These concepts were popularized in the 2000s by Michael Lewis’ book Moneyball (2003) which was adapted as a movie in 2011. Lewis’ book draws frequently from ideas formulated by Bill James, who is credited with beginning the interest in baseball statistics and analysis with his annual publication started in 1977 (Lewis 2003).
I have been a Phillies fan for my entire life, however they are historically not a very good team. They have more losses than any franchise in major league baseball history and are one of only five teams to have reached the 10,000 loss benchmark. The others are the Atlanta Braves, Chicago Cubs, Pittsburgh Pirates, and Cincinnati Reds (“Top 10 MLB Teams with the Most Overall Losses”). Philadelphia seems to be in need of a rebuilding. The Phillies currently have the worst record in Major League Baseball and are (as of 7/21/2017) 24 1/2 games back in the NL East.
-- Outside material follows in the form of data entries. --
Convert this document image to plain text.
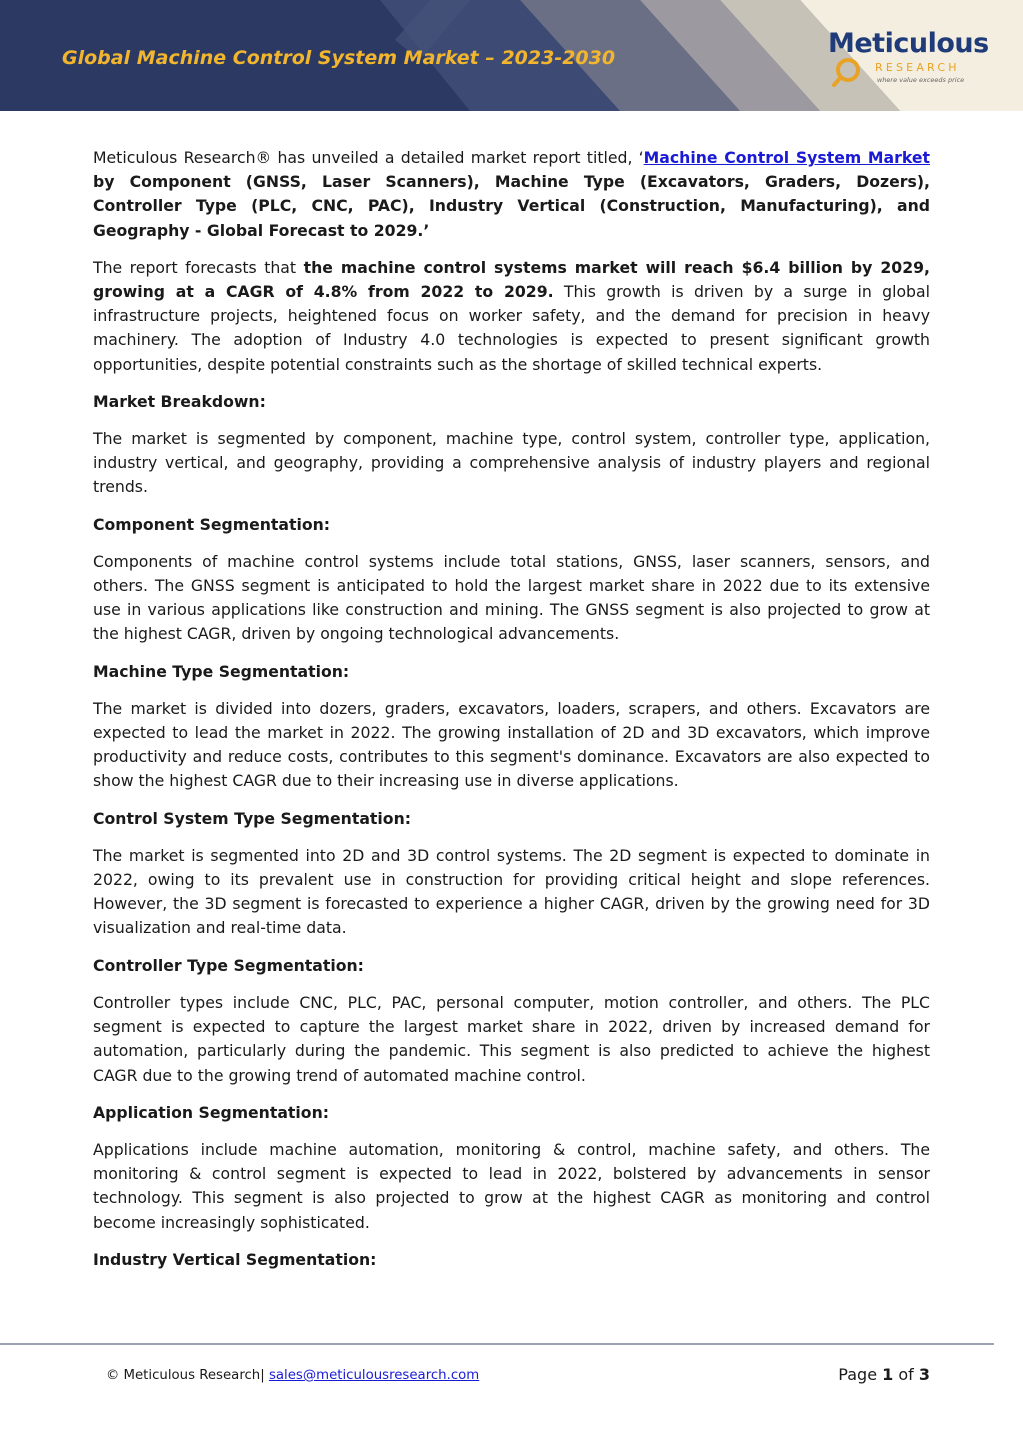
Global Machine Control System Market – 2023-2030	Meticulous
RESEARCH
where value exceeds price

Meticulous Research® has unveiled a detailed market report titled, ‘Machine Control System Market by Component (GNSS, Laser Scanners), Machine Type (Excavators, Graders, Dozers), Controller Type (PLC, CNC, PAC), Industry Vertical (Construction, Manufacturing), and Geography - Global Forecast to 2029.’

The report forecasts that the machine control systems market will reach $6.4 billion by 2029, growing at a CAGR of 4.8% from 2022 to 2029. This growth is driven by a surge in global infrastructure projects, heightened focus on worker safety, and the demand for precision in heavy machinery. The adoption of Industry 4.0 technologies is expected to present significant growth opportunities, despite potential constraints such as the shortage of skilled technical experts.

Market Breakdown:

The market is segmented by component, machine type, control system, controller type, application, industry vertical, and geography, providing a comprehensive analysis of industry players and regional trends.

Component Segmentation:

Components of machine control systems include total stations, GNSS, laser scanners, sensors, and others. The GNSS segment is anticipated to hold the largest market share in 2022 due to its extensive use in various applications like construction and mining. The GNSS segment is also projected to grow at the highest CAGR, driven by ongoing technological advancements.

Machine Type Segmentation:

The market is divided into dozers, graders, excavators, loaders, scrapers, and others. Excavators are expected to lead the market in 2022. The growing installation of 2D and 3D excavators, which improve productivity and reduce costs, contributes to this segment's dominance. Excavators are also expected to show the highest CAGR due to their increasing use in diverse applications.

Control System Type Segmentation:

The market is segmented into 2D and 3D control systems. The 2D segment is expected to dominate in 2022, owing to its prevalent use in construction for providing critical height and slope references. However, the 3D segment is forecasted to experience a higher CAGR, driven by the growing need for 3D visualization and real-time data.

Controller Type Segmentation:

Controller types include CNC, PLC, PAC, personal computer, motion controller, and others. The PLC segment is expected to capture the largest market share in 2022, driven by increased demand for automation, particularly during the pandemic. This segment is also predicted to achieve the highest CAGR due to the growing trend of automated machine control.

Application Segmentation:

Applications include machine automation, monitoring & control, machine safety, and others. The monitoring & control segment is expected to lead in 2022, bolstered by advancements in sensor technology. This segment is also projected to grow at the highest CAGR as monitoring and control become increasingly sophisticated.

Industry Vertical Segmentation:
© Meticulous Research| sales@meticulousresearch.com	Page 1 of 3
The data I have drawn from come mainly from two online sources. Spotrac.com provides salary information along with basic performance statistics for all MLB players. These data will help determine a collective value that can be placed on player productivity. I would also like to bring in an advanced metric of player performance called “Wins Above Replacement” or WAR for my final analysis. WAR data will be drawn from ESPN’s website.
Data Sources
To begin my analysis, the first variables I will consider are OPS (On-Base percentage plus slugging percentage) and salary information for all major league hitters. I will explore these data to see first, how strong is the correlation between OPS and salary for hitters and second, how to place a monetary value on increases in OPS. Looking at the 5 number summary of the hitter data can help with this process by breaking down the OPS data into four intervals. Either an average or median salary from each of these OPS quartiles can then be found. Looking at a boxplot overlayed with the OPS data points can show how spread out these quartiles are and if more intervals might be needed to get a better representation in the groupings. Analyzing a scatter plot of the Salary vs OPS data can show if there is a correlation as well as the nature and strength of that correlation and a trendline can be layered on top of the scatter plot to further highlight any pattern. If the spread of the quartiles is too wide, the data can be broken down into smaller percentile ranges as needed. (NOTE: For OPS, higher numbers are better for a hitter and for WHIP lower numbers are better for a pitcher.)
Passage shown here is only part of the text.